3. Take more (measured) risks

“Don’t be afraid of risk!” Richard Branson’s recent advice to marketers sounds good on paper, but is pretty hard to put into practice for a Fortune 500 marketer, surrounded as she is by compliance departments and legal teams. In a session hosted by Mondelēz’s Dana Anderson, Wharton Professor Adam Grant noted that managers are encouraged to avoid failure rather than to take risks. Many CMOs agree that their bosses don’t tolerate marketing failures well. As a result, most brands are playing it safe—often missing huge market opportunities. “As the CMOs, we don’t take enough risks.
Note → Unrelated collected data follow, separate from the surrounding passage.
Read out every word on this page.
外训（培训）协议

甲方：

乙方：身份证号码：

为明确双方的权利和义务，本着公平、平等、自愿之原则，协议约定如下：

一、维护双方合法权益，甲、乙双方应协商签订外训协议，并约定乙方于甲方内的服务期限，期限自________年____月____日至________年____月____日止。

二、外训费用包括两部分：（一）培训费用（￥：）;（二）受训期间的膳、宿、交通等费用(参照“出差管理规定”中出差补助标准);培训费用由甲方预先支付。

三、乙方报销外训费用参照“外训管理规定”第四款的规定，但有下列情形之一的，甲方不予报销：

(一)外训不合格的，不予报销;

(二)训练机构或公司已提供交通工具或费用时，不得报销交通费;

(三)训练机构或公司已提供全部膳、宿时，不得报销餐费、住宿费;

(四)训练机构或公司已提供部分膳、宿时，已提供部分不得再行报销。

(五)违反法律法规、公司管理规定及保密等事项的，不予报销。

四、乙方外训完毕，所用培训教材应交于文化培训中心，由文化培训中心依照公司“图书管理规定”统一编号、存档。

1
We don’t want to have the tough conversations with our bosses,” observed Jorn Socquet, VP of marketing for Anheuser-Busch. He argued that marketers would rather protect their jobs than push the envelope. But “taking no risk is a risk itself” said Merk CMO Atilla Cansun. CMOs can’t realistically expect more risk-taking license from their bosses—so it’s up to every CMO to take (measured) risks, even if this puts his or her own job on the line. Why? Because taking risks is what senior leaders get paid to do.

4. Step up marketers’ role as uniters inside the company

Many marketers work in complex organizations. To make even a small customer experience improvement, it’s not uncommon for a CMO to have to align with up to 20 peers and superiors—many of whom have their own agendas. Ann Mukherjee, SC Johnson’s Global CMO, recounted how hard it can be to navigate that matrix. The best approach, she believes, is inspiration: “It’s about motivating people and giving them hope.” (From my experience working with leading CMOs, I couldn’t agree more.) The other common challenge is legacy thinking. Pepsico’s Jakeman cited the example of obviously outdated brand tracking and ROI measurement tools, and the strong organizational tide to continue in the same old way. To avoid path dependency and effect change, marketers need to step up and demonstrate how marketing is actually driving the business. Mastercard’s Rajamannar argued that marketing KPIs won’t do the job: CMOs build credibility by proving the connection between marketing and real business results. Marketers need to integrate how the company serves customers end to end. Mukherjee: “We are in the business of monetizing human behavior. We have to orchestrate the organization around that mission. Period.”

5. Reshape the agency-client relationship

While customer behavior has radically changed, most marketing agency models haven’t. That’s the chilling conclusion from several Cannes panels. Up until a few years ago, Pepsico’s Jakeman argued, a brand had perhaps five major content pieces per year, six months to create them, and a US$2 million budget. Today it’s 50,000 content pieces, each with a $20,000 budget, and six hours to roll them out. That’s why Pepsico now deploys in-house teams to serve its rapidly growing content needs. Why? Because the entire agency model isn’t geared to the new creativity cycle. CMOs have long been looking to their agencies to come up with a new framework for a faster-moving, data-driven marketing world—with limited success. The consensus at Cannes was that CMOs need to take the lead in developing these future-proof agency-client models. Doing so won’t just solve a burning marketing issue: it’s also an opportunity for CMOs to shape their own professional landscape. That in itself should motivate top marketers to step up and lead the industry’s transformation.

From a leadership perspective, Cannes 2016 felt like a turning point. In previous years, tactical marketing issues and buzzwords (e.g. “millennials”) dominated the debate. This year’s CMOs took more of a strategic industry perspective, and paired it with a renewed focus on what really matters: great analytic and creative work that actually drives the business.